Are you saying I should measure the on board currents while the harddrive is plugged in and running? Also, couldn’t I test the pins on the HDA of the two broken hard drives to see if there’s a difference? (in fact can test all 3 - the one that works, the one that spins up, the one that doesn’t spin up)


#9

I would avoid live voltage measurements for the moment. But the HDA testing sounds OK. Just avoid the diode range on your multimeter. The DR guys at HDD Guru claim that you can damage your preamp on the diode/continuity range, but I suspect that’s FUD. If you are concerned, see the photos in the following thread:

http://forum.hddguru.com/samsung-hdd-hd753lj-dead-t15374.html


#10

How can I tell which of the pins are ground and 5v? Do I measure the paired contact pins or are they set up independently of each other? Do I have to trace the GND from the SATA connector to the HSA contacts to find which contact pin is GND?


#11

If you haven’t already done so, I would set your DMM on the 200 ohms range and confirm the resistances of the TVS diodes at D3 and D4, and the adjacent zero-ohm resistors at R64 and R67.

As you say, you can use the SATA power connector as your reference point for circuit ground, and for the +5V and +12V rails.

Here is the pinout:
http://pinouts.ru/Power/sata-power_pinout.shtml

To identify the functions of each DC-DC converter, measure the resistances between each coil (L1, L3, L4) and ground. IIUC, the one that connects to ground will be part of the negative voltage supply for the preamp.

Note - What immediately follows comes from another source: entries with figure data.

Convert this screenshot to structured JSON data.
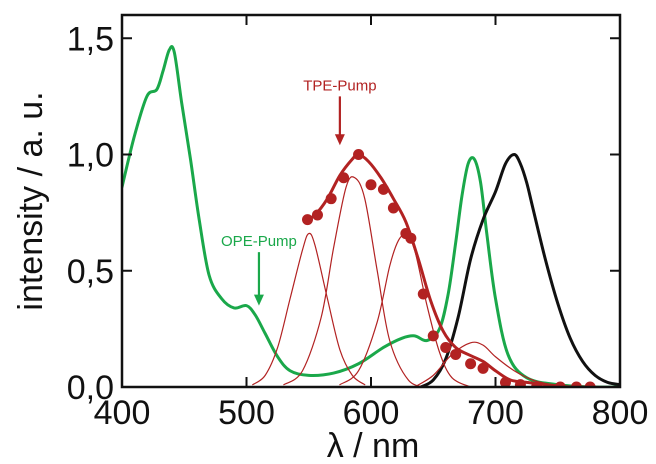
{
  "chart_data": {
    "type": "line",
    "xlabel": "λ / nm",
    "ylabel": "intensity / a. u.",
    "xlim": [
      400,
      800
    ],
    "ylim": [
      0.0,
      1.6
    ],
    "x_ticks": [
      400,
      500,
      600,
      700,
      800
    ],
    "x_tick_labels": [
      "400",
      "500",
      "600",
      "700",
      "800"
    ],
    "y_ticks": [
      0.0,
      0.5,
      1.0,
      1.5
    ],
    "y_tick_labels": [
      "0,0",
      "0,5",
      "1,0",
      "1,5"
    ],
    "grid": false,
    "colors": {
      "green": "#1aa84a",
      "red": "#b22222",
      "black": "#111111"
    },
    "series": [
      {
        "style": "line",
        "color": "#1aa84a",
        "width": 3,
        "x": [
          400,
          410,
          420,
          428,
          433,
          438,
          442,
          448,
          455,
          462,
          470,
          480,
          490,
          500,
          507,
          515,
          525,
          535,
          550,
          570,
          590,
          610,
          625,
          635,
          645,
          655,
          662,
          668,
          673,
          678,
          683,
          688,
          693,
          700,
          710,
          725,
          750,
          780,
          800
        ],
        "y": [
          0.86,
          1.08,
          1.25,
          1.28,
          1.36,
          1.45,
          1.44,
          1.22,
          0.98,
          0.72,
          0.48,
          0.38,
          0.34,
          0.35,
          0.31,
          0.23,
          0.13,
          0.07,
          0.05,
          0.06,
          0.1,
          0.17,
          0.21,
          0.22,
          0.2,
          0.25,
          0.4,
          0.62,
          0.82,
          0.96,
          0.98,
          0.88,
          0.66,
          0.38,
          0.14,
          0.04,
          0.01,
          0.0,
          0.0
        ]
      },
      {
        "style": "line",
        "color": "#111111",
        "width": 3,
        "x": [
          640,
          650,
          660,
          670,
          680,
          690,
          700,
          708,
          715,
          720,
          725,
          730,
          740,
          750,
          760,
          770,
          780,
          790,
          800
        ],
        "y": [
          0.0,
          0.03,
          0.12,
          0.3,
          0.55,
          0.72,
          0.84,
          0.96,
          1.0,
          0.96,
          0.88,
          0.77,
          0.55,
          0.36,
          0.21,
          0.11,
          0.05,
          0.02,
          0.01
        ]
      },
      {
        "style": "line",
        "color": "#b22222",
        "width": 1.2,
        "x": [
          505,
          515,
          525,
          535,
          545,
          550,
          555,
          565,
          575,
          585,
          595
        ],
        "y": [
          0.01,
          0.05,
          0.17,
          0.38,
          0.59,
          0.66,
          0.61,
          0.38,
          0.16,
          0.05,
          0.01
        ]
      },
      {
        "style": "line",
        "color": "#b22222",
        "width": 1.2,
        "x": [
          530,
          545,
          560,
          570,
          580,
          587,
          595,
          605,
          615,
          630,
          645
        ],
        "y": [
          0.01,
          0.07,
          0.3,
          0.6,
          0.86,
          0.9,
          0.81,
          0.5,
          0.2,
          0.03,
          0.0
        ]
      },
      {
        "style": "line",
        "color": "#b22222",
        "width": 1.2,
        "x": [
          575,
          590,
          605,
          615,
          622,
          628,
          635,
          645,
          655,
          665,
          680
        ],
        "y": [
          0.01,
          0.07,
          0.28,
          0.52,
          0.63,
          0.65,
          0.59,
          0.35,
          0.15,
          0.04,
          0.0
        ]
      },
      {
        "style": "line",
        "color": "#b22222",
        "width": 1.2,
        "x": [
          635,
          650,
          665,
          680,
          690,
          700,
          715,
          730,
          745
        ],
        "y": [
          0.0,
          0.05,
          0.14,
          0.19,
          0.18,
          0.13,
          0.07,
          0.03,
          0.01
        ]
      },
      {
        "style": "line",
        "color": "#b22222",
        "width": 3,
        "x": [
          548,
          555,
          565,
          575,
          585,
          590,
          598,
          608,
          618,
          628,
          638,
          648,
          658,
          668,
          678,
          690,
          700,
          712,
          725,
          740,
          760,
          780
        ],
        "y": [
          0.72,
          0.74,
          0.81,
          0.91,
          0.98,
          1.0,
          0.97,
          0.9,
          0.81,
          0.71,
          0.55,
          0.37,
          0.24,
          0.17,
          0.14,
          0.11,
          0.07,
          0.03,
          0.02,
          0.01,
          0.0,
          0.0
        ]
      },
      {
        "style": "scatter",
        "color": "#b22222",
        "size": 5.5,
        "x": [
          549,
          557,
          568,
          578,
          590,
          600,
          610,
          618,
          628,
          632,
          642,
          650,
          660,
          668,
          680,
          690,
          708,
          720,
          733,
          752,
          765,
          776
        ],
        "y": [
          0.72,
          0.74,
          0.81,
          0.9,
          1.0,
          0.87,
          0.85,
          0.77,
          0.66,
          0.64,
          0.4,
          0.22,
          0.17,
          0.14,
          0.1,
          0.08,
          0.02,
          0.01,
          0.0,
          0.0,
          0.0,
          0.0
        ]
      }
    ],
    "annotations": [
      {
        "text": "TPE-Pump",
        "color": "#b22222",
        "arrow_x": 575,
        "arrow_from_y": 1.25,
        "arrow_to_y": 1.04
      },
      {
        "text": "OPE-Pump",
        "color": "#1aa84a",
        "arrow_x": 510,
        "arrow_from_y": 0.58,
        "arrow_to_y": 0.35
      }
    ]
  }
}
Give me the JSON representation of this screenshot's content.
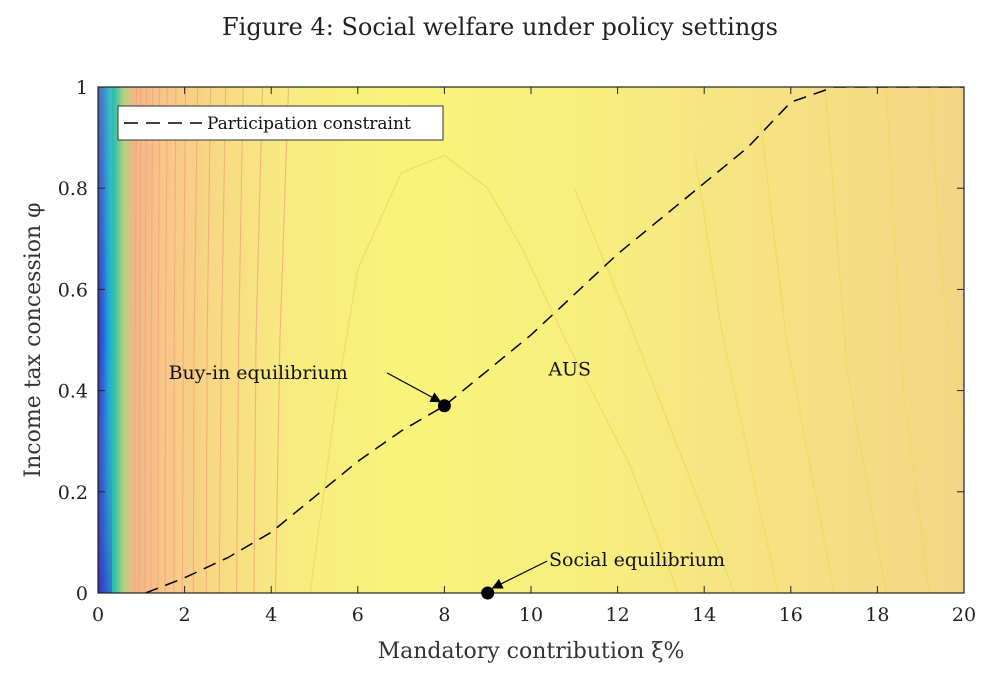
{
  "chart_data": {
    "type": "contour",
    "title": "Figure 4: Social welfare under policy settings",
    "xlabel": "Mandatory contribution ξ%",
    "ylabel": "Income tax concession φ",
    "xlim": [
      0,
      20
    ],
    "ylim": [
      0,
      1
    ],
    "xticks": [
      0,
      2,
      4,
      6,
      8,
      10,
      12,
      14,
      16,
      18,
      20
    ],
    "yticks": [
      0,
      0.2,
      0.4,
      0.6,
      0.8,
      1
    ],
    "ytick_labels": [
      "0",
      "0.2",
      "0.4",
      "0.6",
      "0.8",
      "1"
    ],
    "grid": false,
    "legend": {
      "position": "top-left",
      "entries": [
        "Participation constraint"
      ]
    },
    "series": [
      {
        "name": "Participation constraint",
        "style": "dashed",
        "color": "#000000",
        "x": [
          1.1,
          2,
          3,
          4,
          5,
          6,
          7,
          8,
          9,
          10,
          11,
          12,
          13,
          14,
          15,
          16,
          17,
          18,
          20
        ],
        "y": [
          0.0,
          0.03,
          0.07,
          0.12,
          0.19,
          0.26,
          0.32,
          0.37,
          0.44,
          0.51,
          0.59,
          0.67,
          0.74,
          0.81,
          0.88,
          0.97,
          1.0,
          1.0,
          1.0
        ]
      }
    ],
    "points": [
      {
        "label": "Buy-in equilibrium",
        "x": 8.0,
        "y": 0.37,
        "label_x": 2.0,
        "label_y": 0.435
      },
      {
        "label": "Social equilibrium",
        "x": 9.0,
        "y": 0.0,
        "label_x": 10.3,
        "label_y": 0.065
      }
    ],
    "annotations": [
      {
        "text": "AUS",
        "x": 10.4,
        "y": 0.43
      }
    ],
    "contour_lines": [
      {
        "x": [
          4.9,
          5.5,
          6.0,
          7.0,
          8.0,
          9.0,
          9.8,
          10.8,
          12.3,
          13.4
        ],
        "y": [
          0.0,
          0.38,
          0.64,
          0.83,
          0.865,
          0.8,
          0.68,
          0.5,
          0.25,
          0.0
        ]
      },
      {
        "x": [
          14.7,
          12.2,
          11.0
        ],
        "y": [
          0.0,
          0.55,
          0.8
        ]
      },
      {
        "x": [
          15.7,
          14.4,
          13.8
        ],
        "y": [
          0.0,
          0.52,
          0.86
        ]
      },
      {
        "x": [
          17.0,
          15.9,
          15.3
        ],
        "y": [
          0.0,
          0.5,
          0.93
        ]
      },
      {
        "x": [
          18.2,
          17.3,
          16.8
        ],
        "y": [
          0.0,
          0.44,
          1.0
        ]
      },
      {
        "x": [
          19.2,
          18.6,
          18.2
        ],
        "y": [
          0.0,
          0.4,
          1.0
        ]
      },
      {
        "x": [
          20.0,
          19.5,
          19.2
        ],
        "y": [
          0.3,
          0.62,
          1.0
        ]
      },
      {
        "x": [
          4.1,
          4.2,
          4.4
        ],
        "y": [
          0.0,
          0.5,
          1.0
        ]
      },
      {
        "x": [
          3.6,
          3.65,
          3.8
        ],
        "y": [
          0.0,
          0.5,
          1.0
        ]
      },
      {
        "x": [
          3.2,
          3.25,
          3.35
        ],
        "y": [
          0.0,
          0.5,
          1.0
        ]
      },
      {
        "x": [
          2.8,
          2.85,
          2.95
        ],
        "y": [
          0.0,
          0.5,
          1.0
        ]
      },
      {
        "x": [
          2.5,
          2.52,
          2.6
        ],
        "y": [
          0.0,
          0.5,
          1.0
        ]
      },
      {
        "x": [
          2.2,
          2.22,
          2.3
        ],
        "y": [
          0.0,
          0.5,
          1.0
        ]
      },
      {
        "x": [
          1.95,
          1.97,
          2.02
        ],
        "y": [
          0.0,
          0.5,
          1.0
        ]
      },
      {
        "x": [
          1.75,
          1.76,
          1.8
        ],
        "y": [
          0.0,
          0.5,
          1.0
        ]
      },
      {
        "x": [
          1.55,
          1.56,
          1.6
        ],
        "y": [
          0.0,
          0.5,
          1.0
        ]
      },
      {
        "x": [
          1.38,
          1.39,
          1.42
        ],
        "y": [
          0.0,
          0.5,
          1.0
        ]
      },
      {
        "x": [
          1.22,
          1.23,
          1.26
        ],
        "y": [
          0.0,
          0.5,
          1.0
        ]
      },
      {
        "x": [
          1.08,
          1.09,
          1.12
        ],
        "y": [
          0.0,
          0.5,
          1.0
        ]
      },
      {
        "x": [
          0.95,
          0.96,
          0.99
        ],
        "y": [
          0.0,
          0.5,
          1.0
        ]
      },
      {
        "x": [
          0.85,
          0.86,
          0.89
        ],
        "y": [
          0.0,
          0.5,
          1.0
        ]
      }
    ],
    "colormap": [
      "#3b2fb5",
      "#1e7ee8",
      "#18b3c9",
      "#6bcc7a",
      "#e8c87a",
      "#f7b786",
      "#f8e07a",
      "#f9f27a",
      "#f3d97f"
    ]
  }
}
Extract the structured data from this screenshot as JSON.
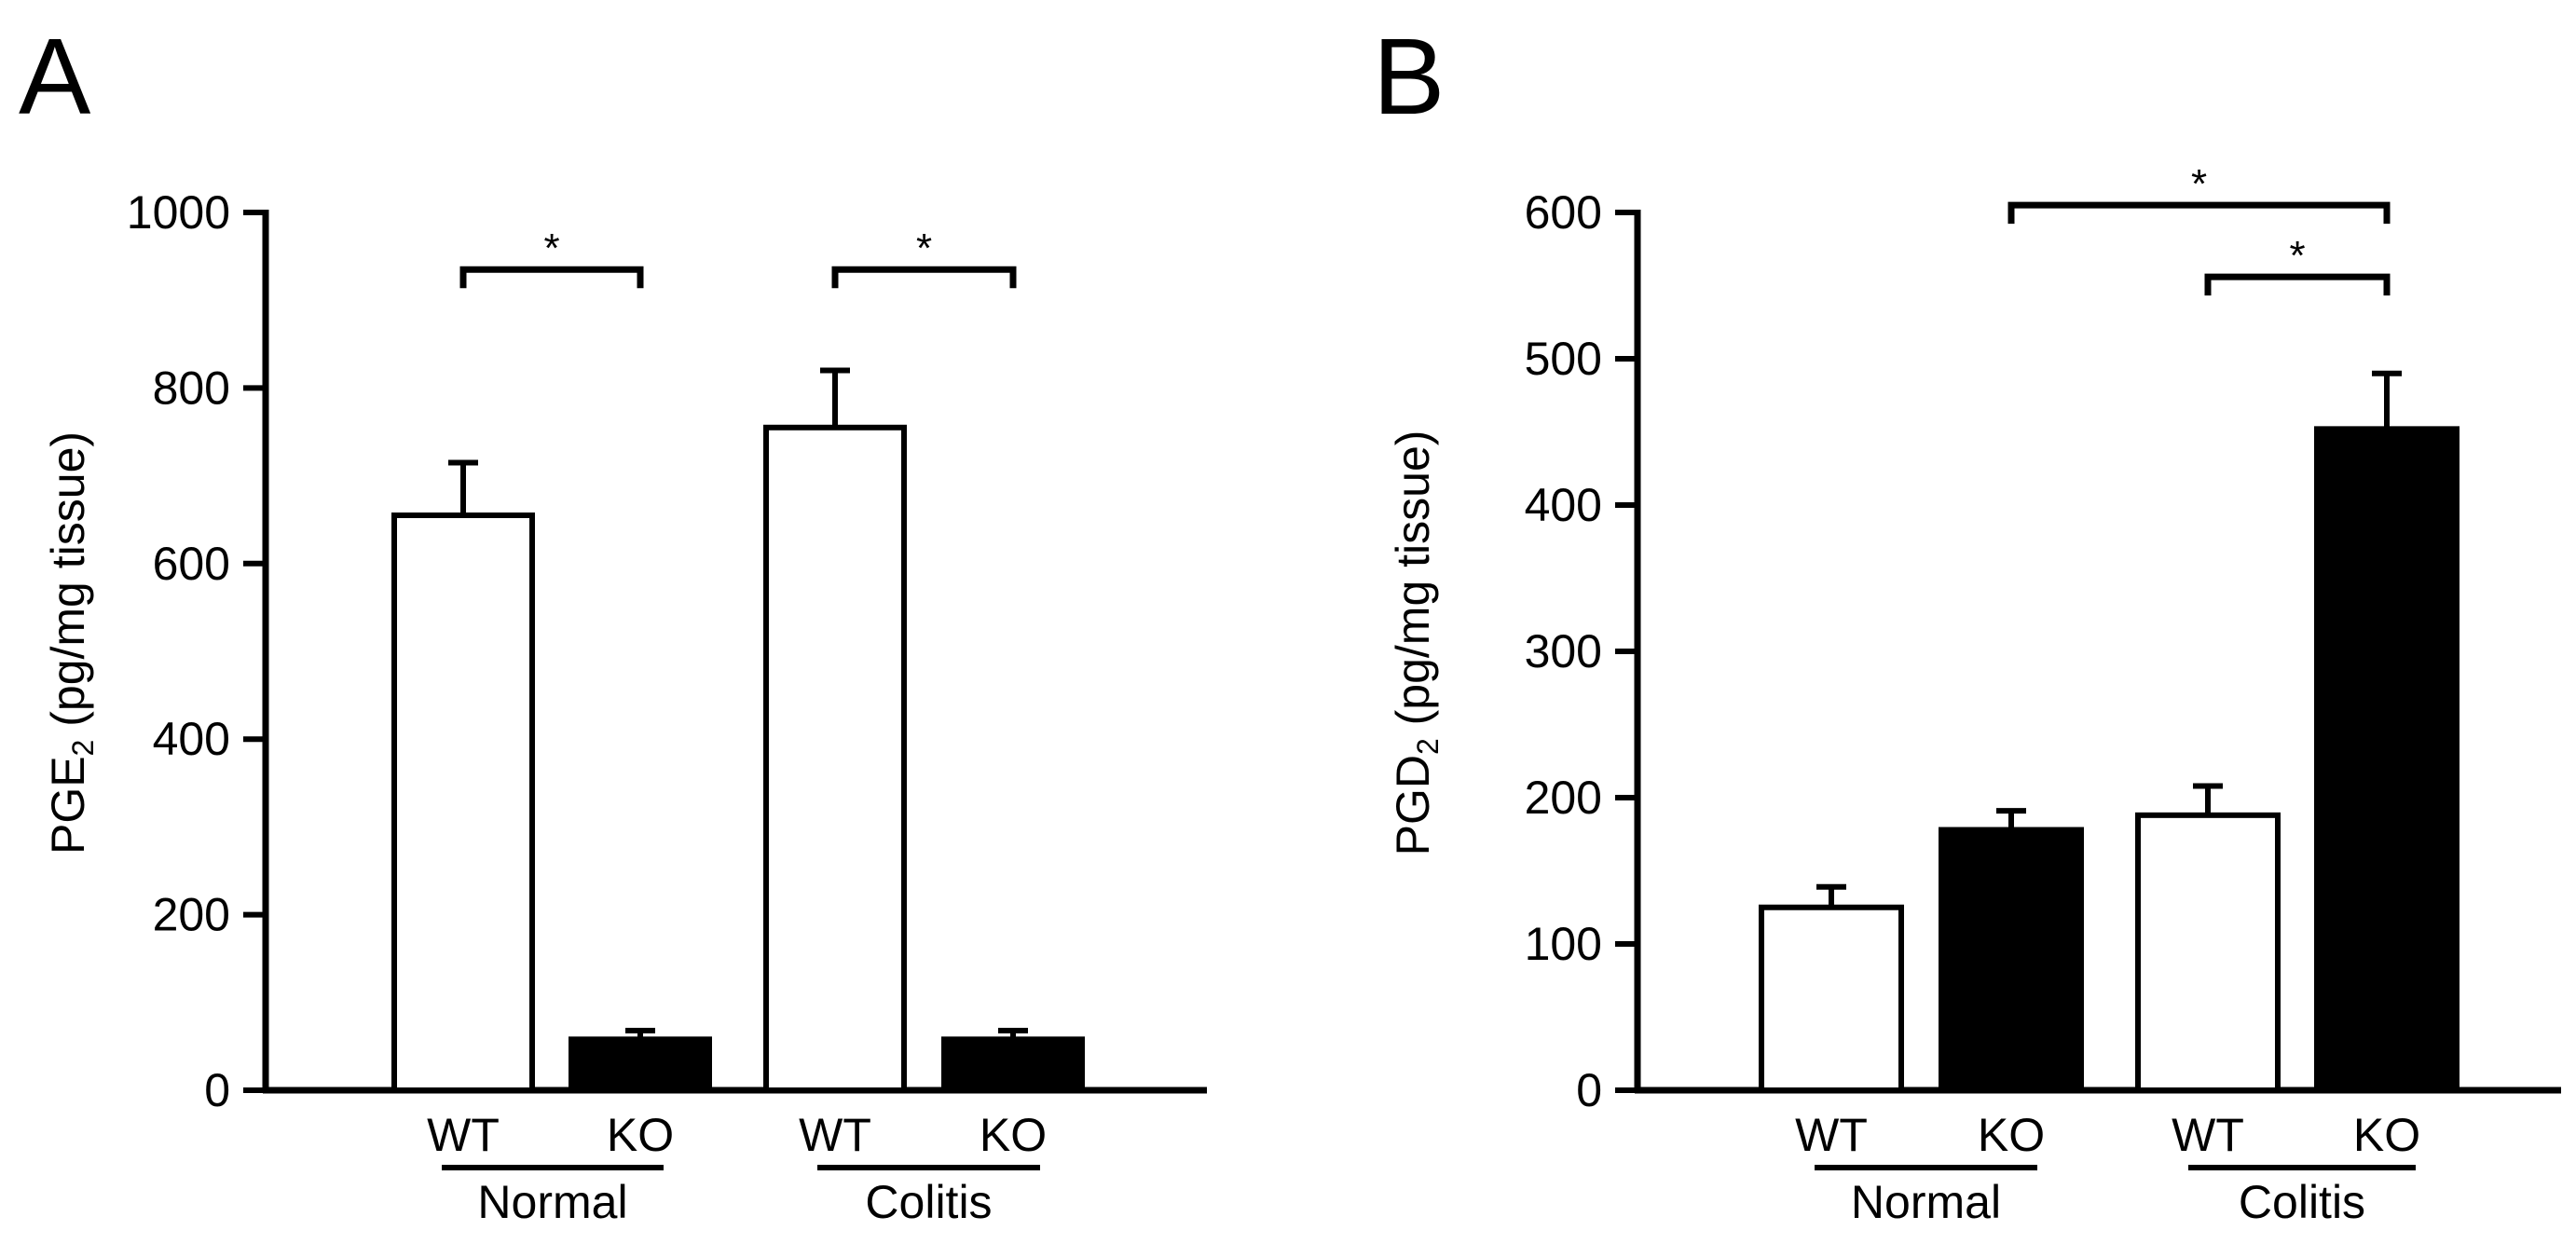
{
  "chart_data": [
    {
      "panel": "A",
      "type": "bar",
      "ylabel_main": "PGE",
      "ylabel_sub": "2",
      "ylabel_rest": " (pg/mg tissue)",
      "ylim": [
        0,
        1000
      ],
      "yticks": [
        0,
        200,
        400,
        600,
        800,
        1000
      ],
      "groups": [
        {
          "label": "Normal",
          "bars": [
            {
              "category": "WT",
              "value": 655,
              "error": 60,
              "fill": "#ffffff"
            },
            {
              "category": "KO",
              "value": 58,
              "error": 10,
              "fill": "#000000"
            }
          ]
        },
        {
          "label": "Colitis",
          "bars": [
            {
              "category": "WT",
              "value": 755,
              "error": 65,
              "fill": "#ffffff"
            },
            {
              "category": "KO",
              "value": 58,
              "error": 10,
              "fill": "#000000"
            }
          ]
        }
      ],
      "significance": [
        {
          "from": [
            0,
            0
          ],
          "to": [
            0,
            1
          ],
          "y": 935,
          "label": "*"
        },
        {
          "from": [
            1,
            0
          ],
          "to": [
            1,
            1
          ],
          "y": 935,
          "label": "*"
        }
      ]
    },
    {
      "panel": "B",
      "type": "bar",
      "ylabel_main": "PGD",
      "ylabel_sub": "2",
      "ylabel_rest": " (pg/mg tissue)",
      "ylim": [
        0,
        600
      ],
      "yticks": [
        0,
        100,
        200,
        300,
        400,
        500,
        600
      ],
      "groups": [
        {
          "label": "Normal",
          "bars": [
            {
              "category": "WT",
              "value": 125,
              "error": 14,
              "fill": "#ffffff"
            },
            {
              "category": "KO",
              "value": 178,
              "error": 13,
              "fill": "#000000"
            }
          ]
        },
        {
          "label": "Colitis",
          "bars": [
            {
              "category": "WT",
              "value": 188,
              "error": 20,
              "fill": "#ffffff"
            },
            {
              "category": "KO",
              "value": 452,
              "error": 38,
              "fill": "#000000"
            }
          ]
        }
      ],
      "significance": [
        {
          "from": [
            0,
            1
          ],
          "to": [
            1,
            1
          ],
          "y": 605,
          "label": "*"
        },
        {
          "from": [
            1,
            0
          ],
          "to": [
            1,
            1
          ],
          "y": 556,
          "label": "*"
        }
      ]
    }
  ]
}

Another coil should connect to the Vio rail that supplies the SDRAM and EEPROM. Pin 8 of the EEPROM is the supply pin (Vcc).

M25P20VP, ST Microelectronics, 2 Mbit (256 K × 8), SPI, Serial Flash memory:
http://www.datasheetcatalog.org/datasheet/SGSThomsonMicroelectronics/mXyuxtq.pdf

The remaining supply will be the Vcore (1.2V ?) for the MCU (WD70SC56). There should be continuity between the corresponding coil and several of the pins of the MCU.

I’m guessing that the two thin pairs of traces between the MCU and preamp are Tx/Rx differential pairs.

Two of the heavier traces would connect to the voice coil driver MOSFETs within the SMOOTH chip.


#12

D3 is shorted both ways. This is the 5V diode?

D4 I’m not sure, it’s not infinite and it’s not 0 either (I don’t have a digital multimeter). I think it’s fine though, because in one way the resistance is > 100.

R64 and R67 are fine (0 OHMs).

I’ve actually measured these quite a while ago since I started researching about hard drives. The reason I didn’t mention them is because the SMOOTH motor chip has a burn mark/pin hole on it so I thought it doesn’t matter what the fuses do I still got to replace the PCP board. Thanks for the reply as usual.


#13

D3 is the 5V TVS diode. IIUC, the +5V and +12V inputs were reversed, which is consistent with the damage.

If you are concerned about the spindle motor, you should measure the resistances of each of its three windings with respect to the common terminal. See the application circuits on pages 43 and 44 of the L7250 datasheet, and the block diagram on page 21.